OIE diz que não há provas para atribuir a gripe suína aos porcos

Os porcos, até que se prove o contrário, não são responsáveis pela epidemia de gripe suína que se originou no México, assegurou nesta terça-feira o diretor-geral da Organização Mundial de Saúde Animal (OIE), Bernard Vallat, falando à AFP.

AFP |

Vallat explicou que a gripe se originou de uma mistura de diferentes vírus, de origem suína, aviária e humana.

"Foi possível reconstituir a origem dessas diferentes famílias de vírus: a cepa aviária é de origem americana. Das duas cepas suínas, uma seria americana e a outra asiática, enquanto que a cepa humana é americana", explicou.

Segundo o diretor da OIE, aparentemente a combinação aconteceu no continente americano e não se tem provas de que este vírus transmitido atualmente entre humanos tenha uma origem animal conhecida.

"Não há nenhum elemento a respeito", garantiu.

Vallat recordou que, no México, os casos foram registrados na cidade e não correspondem a contatos entre animais e seres humanos. "Trata-se no momento de uma epidemia humana", enfatizou.

"Como as primeiras declarações sobre esta doença que brotou no México estabeleceram que se tratava de uma epidemia suína, estamos discutindo com a Organização Mundial da Saúde (OMS) para ver qual seria a denominação mais apropriada", acrescentou.

Vallat mencionou a situação do comércio internacional de porcos e considerou que seria injusto penalizar os criadores de porcos e os agricultores que dependem de sua criação para viver.

"Segundo as normas vigentes no comércio internacional, este episódio não requer uma proibição das importações. Mas, cada país importador tem o direito de fazer um estudo nos países exportadores para saber o que está acontecendo".

O diretor da OIE também destacou a necessiade de que o comércio mundial de animais seja realizado com toda transparência no que ser refere à situação sanitária.

Referindo-se à existência de criadouros industriais, Bernard Vallat assinalou que esse não era necessariamente um fator de risco suprementar e sim um fator como outro qualquer, mesmo quando situados nas imediações das grandes cidades.

"Quando se trata de criadouros industriais, o controle dos vírus ou das bactérias é muito mais fácil de realizar do que quando se trata de porcos criados aqui e ali por famílias e espalhados por todo o território", insistiu.

Na véspera, a OIE já havia criticado a utilização da expressão "gripe suína" para qualificar a epidemia que surgiu no México.

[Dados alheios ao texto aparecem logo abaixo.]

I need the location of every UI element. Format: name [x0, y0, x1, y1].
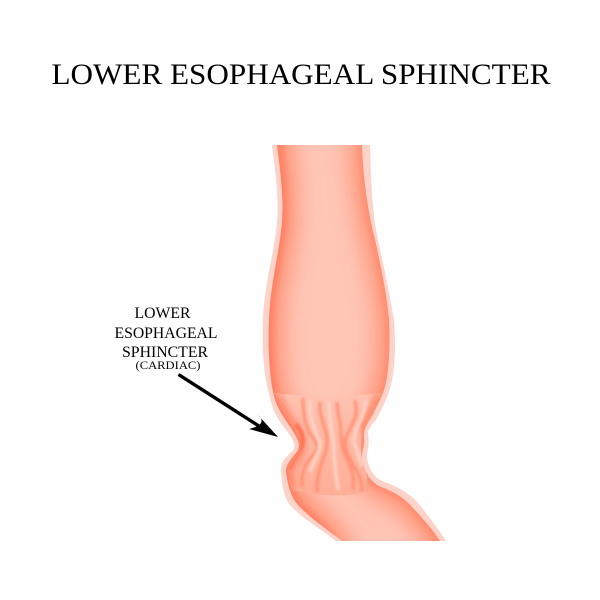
inner lumen with contour shading [268, 145, 440, 541]
outer wall [263, 145, 446, 541]
shaded left wall of folds [275, 393, 301, 490]
side label: ESOPHAGEAL [114, 325, 218, 342]
side label: (CARDIAC) [136, 358, 201, 372]
fold band base [275, 393, 381, 496]
arrow [178, 374, 278, 437]
shaded right wall of folds [362, 393, 381, 432]
illustration: esophagus with sphincter [262, 145, 446, 541]
fold highlights [310, 400, 366, 490]
side label [114, 305, 218, 372]
fold creases [302, 398, 369, 492]
title: LOWER ESOPHAGEAL SPHINCTER [52, 58, 550, 91]
dark fold at neck [289, 424, 303, 468]
sphincter folds [275, 393, 381, 496]
side label: LOWER [134, 305, 191, 322]
side label: SPHINCTER [122, 344, 209, 361]
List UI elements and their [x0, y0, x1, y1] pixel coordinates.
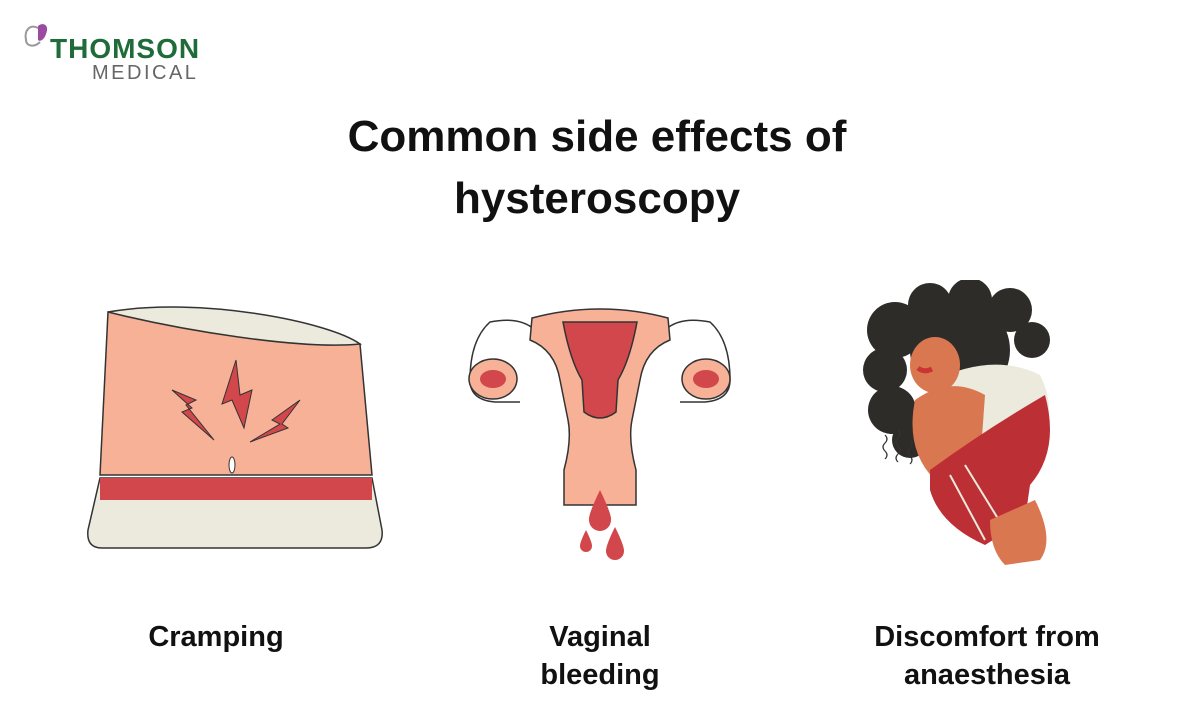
logo — [24, 24, 200, 84]
icon: abdomen cramping — [87, 306, 383, 549]
label: discomfort: anaesthesia — [904, 659, 1070, 691]
icon: uterus — [468, 308, 731, 560]
label: vaginal bleeding: Vaginal — [549, 621, 651, 653]
label: vaginal bleeding — [540, 621, 660, 691]
icon: woman in discomfort — [863, 280, 1050, 565]
title — [348, 112, 846, 223]
title: hysteroscopy — [454, 174, 740, 223]
label: discomfort — [874, 621, 1100, 691]
logo: THOMSON — [50, 33, 200, 64]
logo: MEDICAL — [92, 62, 198, 84]
label: vaginal bleeding: bleeding — [540, 659, 660, 691]
label: discomfort: Discomfort from — [874, 621, 1100, 653]
label: cramping: Cramping — [148, 621, 284, 653]
title: Common side effects of — [348, 112, 846, 161]
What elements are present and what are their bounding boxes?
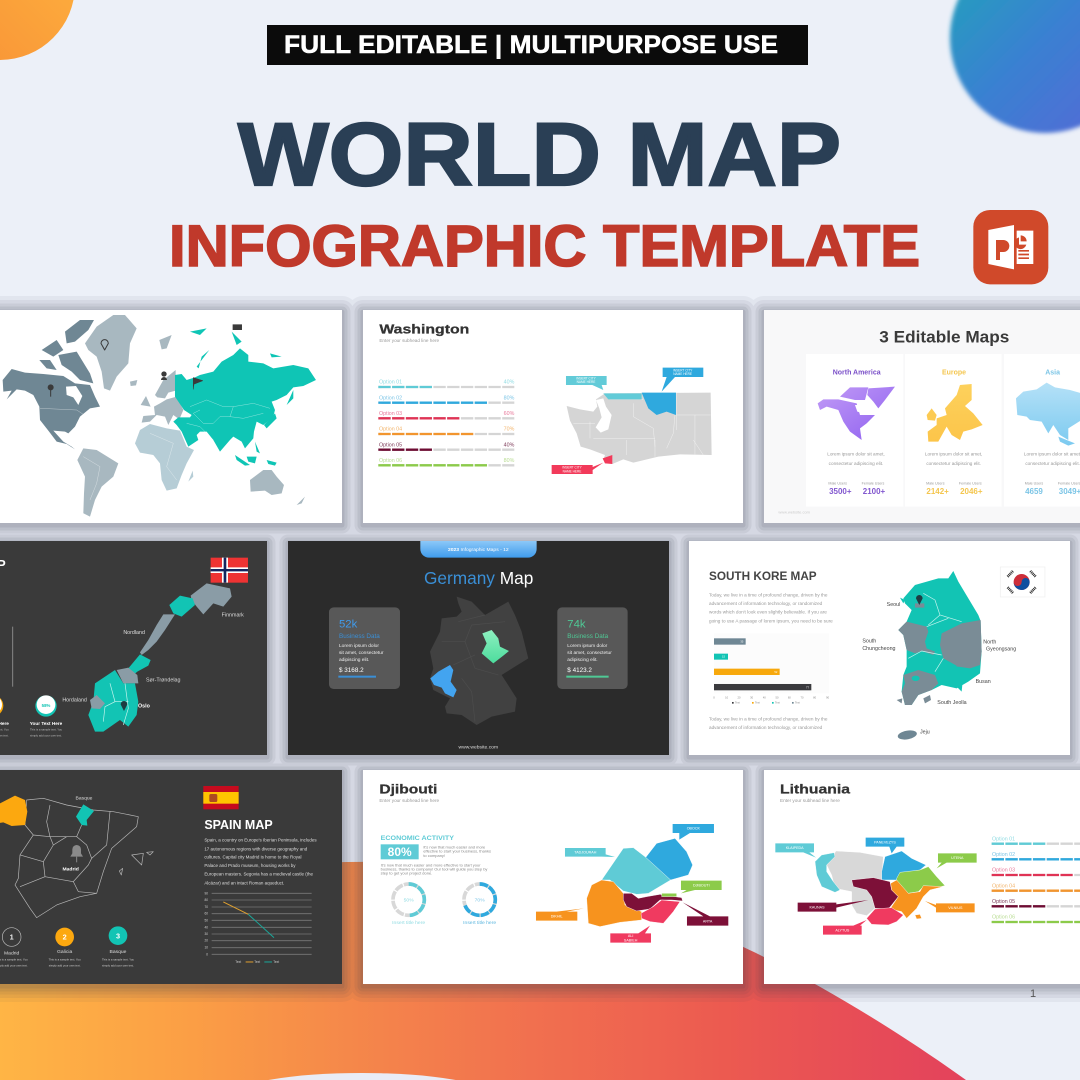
panel drop shadows (0, 312, 1080, 986)
slide background (288, 541, 669, 755)
slide background (363, 770, 743, 984)
card: Asia: Lorem ipsum dolor sit amet, (1024, 452, 1080, 457)
heading: Djibouti (379, 781, 437, 796)
heading: Germany Map (424, 568, 533, 588)
region labels: Oslo (138, 703, 151, 709)
line chart: 70 (204, 905, 208, 909)
option bars: Option 02 (992, 852, 1015, 858)
economic activity block: 80% (388, 845, 412, 859)
bar chart: 35 (740, 640, 744, 644)
donut chart: 50% (392, 884, 425, 926)
legend item 3: Basque: This is a sample text. You (102, 957, 134, 961)
Spain map: Basque (76, 795, 93, 801)
paragraph: going to use A passage of lorem ipsum, you need to be sure (709, 618, 833, 623)
callouts: TADJOURAH (574, 851, 597, 855)
line chart: 80 (204, 898, 208, 902)
line chart (204, 891, 312, 964)
panel: Norway slide (0, 541, 267, 755)
bar chart: Text (755, 701, 760, 705)
region labels: South Jeolla (937, 700, 967, 706)
data card: right: $ 4123.2 (567, 667, 592, 674)
callouts: NAME HERE (673, 372, 692, 376)
progress badge: yellow (0, 695, 9, 738)
option bars: Option 01 (379, 380, 402, 386)
closing paragraph (709, 717, 828, 730)
donut chart: 50%: Insert title here (392, 920, 425, 926)
legend item 1: Madrid: 1 (10, 933, 14, 942)
heading: Washington (379, 322, 469, 336)
callouts: INSERT CITY (673, 368, 693, 372)
panel: Washington slide (363, 310, 743, 523)
bar chart: 60 (788, 695, 791, 699)
icon: PowerPoint logo (973, 210, 1048, 284)
paragraph: European masters. Segovia has a medieval castle (the (204, 872, 313, 877)
region labels (862, 602, 1016, 736)
panel: Lithuania slide (764, 770, 1080, 984)
callouts: KLAIPEDA (786, 846, 804, 850)
donut chart: 70% (463, 884, 496, 926)
data card: left: 52k (339, 618, 358, 630)
world map (3, 315, 316, 517)
card: North America: consectetur adipiscing elit. (829, 461, 883, 466)
heading: Lithuania (780, 781, 851, 796)
panel: 3 editable maps slide (764, 310, 1080, 523)
panel: world map slide (0, 310, 342, 523)
line chart: 0 (206, 952, 208, 956)
subheading: Enter your subhead line here (379, 798, 440, 803)
top tab: 2023 Infographic Maps - 12 (448, 547, 509, 553)
economic activity block: ECONOMIC ACTIVITY (381, 835, 455, 842)
donut chart: 70%: 70% (475, 897, 485, 903)
paragraph: Today, we live in a time of profound change, driven by the (709, 593, 828, 598)
donut chart: 50%: 50% (404, 897, 414, 903)
Spain map (0, 795, 153, 918)
card: Asia: consectetur adipiscing elit. (1025, 461, 1080, 466)
bar chart: Text (795, 701, 800, 705)
callouts: DIKHIL (551, 914, 563, 918)
heading: SPAIN MAP (204, 818, 273, 832)
economic activity block: step to get your project done. (381, 871, 432, 876)
flag: Norway (211, 558, 248, 583)
line chart: 50 (204, 918, 208, 922)
orange corner circle (0, 0, 75, 60)
light curve at bottom edge (234, 1073, 490, 1080)
slide background (689, 541, 1070, 755)
subtitle: infographic template: INFOGRAPHIC TEMPLATE (169, 214, 920, 279)
option bars: Option 02 (379, 395, 402, 401)
region labels: Finnmark (222, 613, 244, 619)
option bars: Option 03 (992, 868, 1015, 874)
progress badge: teal: Your Text Here (30, 721, 63, 726)
blue corner circle (950, 0, 1080, 133)
paragraph: 17 autonomous regions with diverse geography and (204, 846, 308, 851)
page number: 1 (1030, 988, 1036, 1000)
Germany map (430, 597, 528, 725)
Djibouti map (587, 838, 693, 927)
line chart: 40 (204, 925, 208, 929)
callouts: UTENA (951, 856, 964, 860)
paragraph: cultures. Capital city Madrid is home to the Royal (204, 855, 302, 860)
callouts: NAME HERE (563, 469, 581, 473)
paragraph: words which don't look even slightly believable. If you are (709, 610, 827, 615)
flag: South Korea (1000, 567, 1045, 597)
card: Europe: consectetur adipiscing elit. (926, 461, 981, 466)
bar chart: 10 (725, 695, 729, 699)
region labels: Busan (976, 679, 991, 685)
callouts: SABIEH (624, 938, 638, 942)
heading: SOUTH KORE MAP (709, 569, 817, 583)
economic activity block (381, 835, 491, 876)
legend item 2: Galicia: This is a sample text. You (49, 957, 81, 961)
closing paragraph: advancement of information technology, or randomized (709, 725, 823, 730)
option bars: Option 05 (379, 442, 402, 448)
line chart: 20 (204, 939, 208, 943)
option bars: Option 04 (379, 427, 402, 433)
card: Europe: Female Users (959, 481, 982, 485)
card: North America: Male Users (828, 481, 847, 485)
region labels: Jeju (920, 730, 930, 736)
data card: left: adipiscing elit. (339, 657, 369, 663)
website footer: www.website.com (778, 510, 811, 515)
Washington map (567, 393, 712, 464)
callouts: PANEVEZYS (874, 840, 896, 844)
card: North America: 2100+ (863, 487, 886, 496)
data card: right (557, 607, 628, 689)
option bars: 80% (504, 395, 515, 401)
card: Asia: Male Users (1025, 481, 1043, 485)
region labels: Gyeongsang (986, 646, 1016, 652)
callouts: VILNIUS (948, 906, 963, 910)
option bars (992, 836, 1080, 922)
economic activity block: business, thanks to company! Our tool will guide you step by (381, 866, 487, 871)
legend item 2: Galicia (49, 928, 81, 967)
data card: right: sit amet, consectetur (567, 650, 612, 656)
data card: right: Lorem ipsum dolor (567, 643, 608, 649)
bar chart: 77 (806, 685, 809, 689)
option bars: Option 01 (992, 836, 1015, 842)
option bars: Option 04 (992, 883, 1015, 889)
bar chart: 30 (750, 695, 754, 699)
callouts: OBOCK (687, 827, 700, 831)
region labels (62, 613, 244, 709)
panel: South Korea slide (689, 541, 1070, 755)
option bars: Option 06 (992, 915, 1015, 921)
progress badge: teal: 58% (42, 703, 50, 708)
callouts (536, 824, 728, 943)
economic activity block: effective to start your business, thanks (423, 849, 491, 854)
paragraph: Spain, a country on Europe's Iberian Peninsula, includes (204, 838, 317, 843)
card: North America: North America (833, 370, 881, 377)
line chart: Text (273, 960, 279, 964)
bar chart: 52 (774, 670, 778, 674)
Lithuania map (815, 851, 945, 925)
data card: left: sit amet, consectetur (339, 650, 384, 656)
legend item 3: Basque (102, 926, 134, 967)
card: Europe: 2142+ (926, 487, 949, 496)
option bars: Option 05 (992, 899, 1015, 905)
banner: full editable (267, 25, 808, 65)
data card: left: Lorem ipsum dolor (339, 643, 379, 649)
option bars: 40% (504, 442, 515, 448)
line chart: Text (235, 960, 241, 964)
website footer: www.website.com (459, 744, 498, 750)
card: Asia: 4659 (1025, 487, 1043, 496)
bar chart: 90 (826, 695, 830, 699)
callouts: ALI (628, 934, 633, 938)
top tab (420, 541, 537, 558)
divider line (11, 627, 14, 687)
legend item 3: Basque: 3 (116, 931, 120, 940)
legend item 2: Galicia: 2 (63, 933, 67, 942)
callouts (775, 838, 977, 935)
option bars: Option 03 (379, 411, 402, 417)
option bars: 80% (504, 458, 515, 464)
bar chart: 70 (801, 695, 804, 699)
economic activity block: It's now that much easier and more (423, 845, 486, 850)
banner: full editable: FULL EDITABLE | MULTIPURPOSE USE (284, 31, 778, 59)
slide background (764, 770, 1080, 984)
option bars: 40% (504, 380, 515, 386)
region labels: Sør-Trøndelag (146, 678, 180, 684)
callouts: DJIBOUTI (693, 883, 710, 887)
slide background (363, 310, 743, 523)
bar chart (713, 633, 830, 705)
paragraph (709, 593, 833, 623)
heading: 3 Editable Maps (879, 327, 1009, 346)
gradient hill background shape (0, 862, 966, 1080)
slide background (0, 310, 342, 523)
legend item 1: Madrid (0, 928, 28, 967)
card: North America: Lorem ipsum dolor sit amet, (827, 452, 885, 457)
card: Europe: Lorem ipsum dolor sit amet, (925, 452, 982, 457)
economic activity block: to company! (423, 853, 445, 858)
data card: right: 74k (567, 618, 586, 630)
bar chart: 20 (738, 695, 741, 699)
region labels: Nordland (123, 630, 145, 636)
region labels: Chungcheong (862, 646, 896, 652)
data card: left: Business Data (339, 633, 380, 640)
donut chart: 70%: Insert title here (463, 920, 496, 926)
card: Europe: Male Users (926, 481, 945, 485)
closing paragraph: Today, we live in a time of profound change, driven by the (709, 717, 828, 722)
paragraph: advancement of information technology, or randomized (709, 601, 823, 606)
option bars (378, 380, 515, 465)
bar chart: 80 (813, 695, 817, 699)
legend item 3: Basque: Basque (110, 949, 127, 955)
card: Asia (1004, 354, 1080, 507)
callouts: INSERT CITY (576, 376, 597, 380)
bar chart: Text (775, 701, 780, 705)
data card: left: $ 3168.2 (339, 667, 364, 674)
bar chart: 40 (763, 695, 766, 699)
paragraph: Palace and Prado museum, housing works by (204, 863, 296, 868)
data card: left (329, 607, 400, 689)
legend item 1: Madrid: Madrid (4, 950, 20, 956)
line chart: 30 (204, 932, 208, 936)
title: world map: WORLD MAP (238, 104, 841, 204)
bar chart: Text (735, 701, 740, 705)
bar chart: 0 (713, 695, 715, 699)
Norway map (88, 583, 232, 732)
economic activity block: It's now that much easier and more effective to start your (381, 862, 481, 867)
card: Europe: Europe (942, 370, 966, 377)
bar chart: 15 (722, 655, 726, 659)
paragraph (204, 838, 317, 885)
South Korea map (897, 571, 982, 741)
card: Asia: Asia (1045, 370, 1060, 377)
option bars: 70% (504, 427, 515, 433)
slide background (0, 770, 342, 984)
subheading: Enter your subhead line here (780, 798, 840, 803)
card: North America: Female Users (862, 481, 885, 485)
option bars: 60% (504, 411, 515, 417)
callouts: KAUNAS (809, 905, 825, 909)
callouts: ALYTUS (835, 928, 850, 932)
line chart: Text (254, 960, 260, 964)
callouts: INSERT CITY (562, 466, 583, 470)
slide background (0, 541, 267, 755)
line chart: 90 (204, 891, 208, 895)
bar chart: 50 (776, 695, 779, 699)
line chart: 10 (204, 946, 208, 950)
region labels: South (862, 639, 876, 645)
callouts (552, 368, 703, 474)
flag: Spain (203, 786, 239, 809)
callouts: NAME HERE (577, 380, 595, 384)
data card: right: Business Data (567, 633, 609, 640)
Spain map: Madrid (62, 866, 79, 872)
progress badge: teal (30, 695, 63, 738)
slide background (764, 310, 1080, 523)
progress badge: teal: This is a sample text. You (30, 728, 62, 732)
region labels: North (983, 639, 996, 645)
legend item 3: Basque: simply add your own text. (102, 963, 134, 967)
panel: Djibouti slide (363, 770, 743, 984)
paragraph: Alcázar) and an intact Roman aqueduct. (204, 880, 284, 885)
panel: Germany slide (288, 541, 669, 755)
legend item 2: Galicia: Galicia (57, 949, 72, 955)
legend item 2: Galicia: simply add your own text. (49, 963, 81, 967)
map pins and flags (48, 324, 242, 397)
card: North America (806, 354, 903, 507)
panel: Spain slide (0, 770, 342, 984)
callouts: ARTA (703, 919, 713, 923)
card: Europe (905, 354, 1002, 507)
option bars: Option 06 (379, 458, 402, 464)
progress badge: teal: simply add your own text. (30, 734, 62, 738)
region labels: Hordaland (62, 698, 87, 704)
card: Europe: 2046+ (960, 487, 983, 496)
region labels: Seoul (887, 602, 900, 608)
data card: right: adipiscing elit. (567, 657, 598, 663)
card: North America: 3500+ (829, 487, 852, 496)
subheading: Enter your subhead line here (379, 338, 440, 343)
line chart: 60 (204, 912, 208, 916)
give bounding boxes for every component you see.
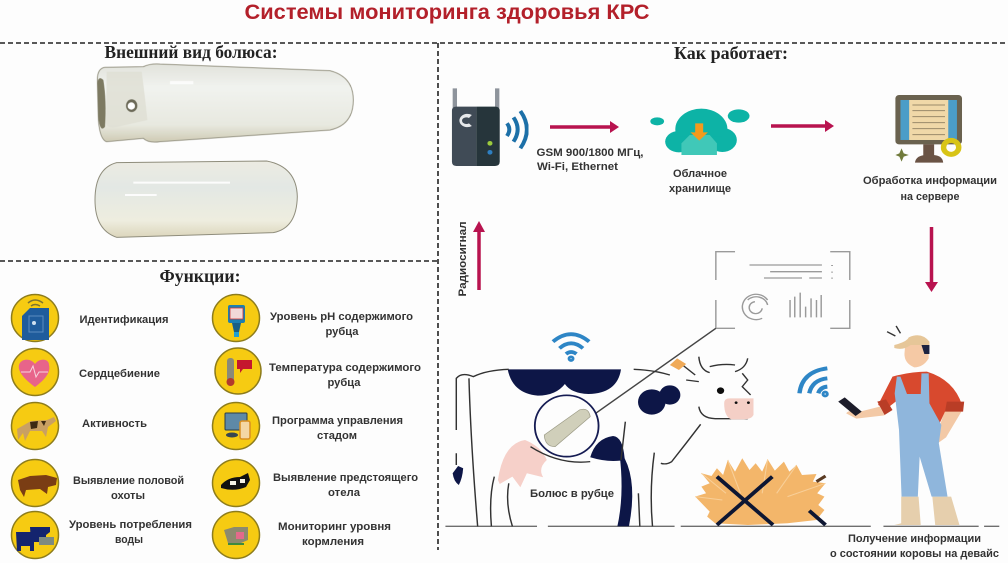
label: server processing: Обработка информации bbox=[863, 175, 997, 187]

"O vírus não foi isolado até agora nos animais. Não se justifica então que a doença seja chamada de gripe suína", afirmou a OIE (na sigla antiga, Organização Internacional de Epizootias) em um comunicado.

"No passado, várias epidemias de gripe de origem animal foram denominadas em função da origem geográfica, por exemplo a gripe espanhola (1918-19) ou a gripe asiática (1957-58). Por isso, seria lógico chamar esta enfermidade de 'gripe norte-americana', afirmava a nota da OIE, uma organização intergovernamental que reúne 174 países e que tem sede em Paris.

"Não há nenhuma prova da transmissão do vírus por meio da alimentação", completa o comunicado, que considera inapropriadas as restrições ao comércio impostas por alguns países, como Rússia e China.

"Atualmente, apenas os resultados que estabeleçam uma circulação deste vírus nos porcos nas zonas onde há casos humanos justificariam medidas comerciais na importação de porcos procedentes destes países".

"No entanto, não se trata de um vírus clássico de gripe humana, e sim de um vírus que tem características suínas, aviárias e humanas", completou o comunicado.